Furthermore, development of the picturesque mountains surrounding Sochi – one of the most pristine parts of the Russian south, where there is not a single Starbucks or a fast-food chain outfit for miles to come – did not end with the Olympics; so often the case in other host cities.

Now, seven years on from the games, construction of a new resort called Dolina Vasta has just been announced, one which will cater to both winter and summer tourists.

What’s more, as it will be constructed in a national park, every effort is being made to ensure that the natural environment is preserved and protected, launching what its developers hope will be a new wave of eco-friendly tourism in Russia.

Dolina Vasta is located just 40 minutes from Sochi Airport by a modern high-speed train, and is being developed by Russian state development corporation VEB.RF, Interros, a private investment company headed by billionaire Vladimir Potanin, and Vasta Discovery, a development group.

The project envisages the development of a balneology centre with a sanatorium, a rehabilitation retreat, spa hotels and hydro-treatment facilities, as well as a ski centre with several lifts and pistes, whose length will reach over 30 kilometers.

Interros, the main investor and one of Russia’s oldest private investment companies, is putting around 40 billion rubles into the project (just over half a billion dollars). According to experts, the final cost of the project may reach up to one billion US dollars. Vladimir Potanin’s company will act as the anchor investor and will mobilise additional financing. The state development corporation VEB.RF will conduct a feasibility study and provide syndicated project financing.

The developer recently adopted a new set of strict guidelines, aimed at environmental, social, governance (ESG) compliance and adherence with a minimal ecological footprint.

It is hoped that Dolina Vasta may become Russia’s national standard for resorts in the proximity of national parks or other protected territories.

Rosa Khutor
Rosa Khutor
Building on the success of Rosa Khutor

The new project is based on the success of the Rosa Khutor resort, developed by Interros, which was the anchor site of the 2014 Winter Olympis. It is expected that the creation of Dolina Vasta will stimulate the development of small and medium-sized businesses in the region, lead to the creation of about 4,000 new jobs in the area and partially relieve the Rosa Khutor resort, which has been operating at full capacity in recent years.

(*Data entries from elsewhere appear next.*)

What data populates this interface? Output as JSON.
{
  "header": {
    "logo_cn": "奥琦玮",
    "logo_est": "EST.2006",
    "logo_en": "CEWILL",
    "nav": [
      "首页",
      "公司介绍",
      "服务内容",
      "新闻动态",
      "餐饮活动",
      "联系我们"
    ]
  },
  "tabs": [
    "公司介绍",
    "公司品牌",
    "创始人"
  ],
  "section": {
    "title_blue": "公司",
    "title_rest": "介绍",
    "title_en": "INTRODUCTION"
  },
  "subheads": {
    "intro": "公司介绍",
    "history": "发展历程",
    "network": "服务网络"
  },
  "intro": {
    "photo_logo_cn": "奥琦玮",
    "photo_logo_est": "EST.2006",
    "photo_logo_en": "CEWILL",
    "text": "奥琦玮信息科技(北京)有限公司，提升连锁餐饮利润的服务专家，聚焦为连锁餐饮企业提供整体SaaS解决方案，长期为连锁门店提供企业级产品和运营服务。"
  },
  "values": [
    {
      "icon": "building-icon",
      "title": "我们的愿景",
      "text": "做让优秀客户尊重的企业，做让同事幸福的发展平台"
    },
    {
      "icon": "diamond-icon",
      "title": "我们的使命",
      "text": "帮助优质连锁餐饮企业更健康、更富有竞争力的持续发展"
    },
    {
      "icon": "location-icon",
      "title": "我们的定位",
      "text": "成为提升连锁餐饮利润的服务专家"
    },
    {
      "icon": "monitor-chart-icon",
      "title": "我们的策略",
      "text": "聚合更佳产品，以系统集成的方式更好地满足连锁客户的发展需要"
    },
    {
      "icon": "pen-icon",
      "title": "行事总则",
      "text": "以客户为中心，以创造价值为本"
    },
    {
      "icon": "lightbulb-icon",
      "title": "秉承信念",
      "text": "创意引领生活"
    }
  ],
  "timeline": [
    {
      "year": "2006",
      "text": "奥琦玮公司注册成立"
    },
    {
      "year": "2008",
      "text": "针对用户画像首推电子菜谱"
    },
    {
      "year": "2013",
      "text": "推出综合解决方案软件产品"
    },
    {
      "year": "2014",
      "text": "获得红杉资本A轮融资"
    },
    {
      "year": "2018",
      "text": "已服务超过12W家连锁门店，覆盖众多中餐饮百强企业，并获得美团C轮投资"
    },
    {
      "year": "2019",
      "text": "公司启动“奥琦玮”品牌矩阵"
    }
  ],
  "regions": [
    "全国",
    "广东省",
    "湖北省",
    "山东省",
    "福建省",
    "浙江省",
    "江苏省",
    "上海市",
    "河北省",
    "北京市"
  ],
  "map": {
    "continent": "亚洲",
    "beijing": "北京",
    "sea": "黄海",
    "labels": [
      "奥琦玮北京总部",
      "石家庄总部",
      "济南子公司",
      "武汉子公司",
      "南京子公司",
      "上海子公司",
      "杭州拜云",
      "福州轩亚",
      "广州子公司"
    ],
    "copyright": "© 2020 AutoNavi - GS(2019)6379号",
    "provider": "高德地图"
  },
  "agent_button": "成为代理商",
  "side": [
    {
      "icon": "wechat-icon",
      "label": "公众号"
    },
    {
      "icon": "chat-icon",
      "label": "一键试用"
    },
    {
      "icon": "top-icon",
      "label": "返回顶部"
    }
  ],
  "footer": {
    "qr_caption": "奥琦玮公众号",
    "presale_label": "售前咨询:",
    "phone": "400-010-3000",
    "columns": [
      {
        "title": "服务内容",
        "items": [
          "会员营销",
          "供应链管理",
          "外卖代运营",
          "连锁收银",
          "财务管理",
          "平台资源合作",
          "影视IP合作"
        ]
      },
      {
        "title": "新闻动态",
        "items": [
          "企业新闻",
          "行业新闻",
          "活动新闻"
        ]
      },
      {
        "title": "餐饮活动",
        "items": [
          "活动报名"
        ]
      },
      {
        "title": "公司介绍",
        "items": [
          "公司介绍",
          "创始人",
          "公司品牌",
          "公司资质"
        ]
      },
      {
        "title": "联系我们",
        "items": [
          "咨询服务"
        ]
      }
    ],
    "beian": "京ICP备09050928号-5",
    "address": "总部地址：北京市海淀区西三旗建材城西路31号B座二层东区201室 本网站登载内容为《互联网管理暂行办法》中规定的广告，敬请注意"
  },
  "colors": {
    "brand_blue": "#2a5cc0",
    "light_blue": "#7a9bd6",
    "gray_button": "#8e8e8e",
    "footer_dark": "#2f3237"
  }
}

Rosa Khutor was also constructed within the vicinity of the same national park, and during its construction the World Wildlife Fund participated in the project and helped the designers to developed a programme to save the rare Caucasian leopard, which became nearly extinct during the Soviet era.

Dolina Vasta will have the capacity of up to 1.5 million visitors a year – a significant number for Russia’s mountain resorts. Given the size of both the internal market and the interest in Russia as a winter holiday destination that the 2014 games generated, its ambition looks justified.

According to Zarina Doguzova, the head of Rostourism, Russia’s federal tourism agency, interest in destinations that care for the environment is growing fast among Russian consumers, “about 25-30 per cent per year,” she says. “A huge number of young people are prepared to go into nature and even prefer this type of tourism to more popular beach vacations.”

Andrey Ignatiev, the president of the Russian Tourism Industry Union also notes the growth potential of eco-tourism.

“For us, the participants in the Russian tourism business, it is absolutely clear that the process of developing tourism infrastructure in our country…should be accompanied by a set of measures to minimise the negative impact on the natural ecosystems.”

For a world in which travel will be much changed post-Covid-19, with travelers likely to take fewer holidays and show far greater concern for the environmental impact of their trips, the timing of Dolina Vasta’s development looks perfect.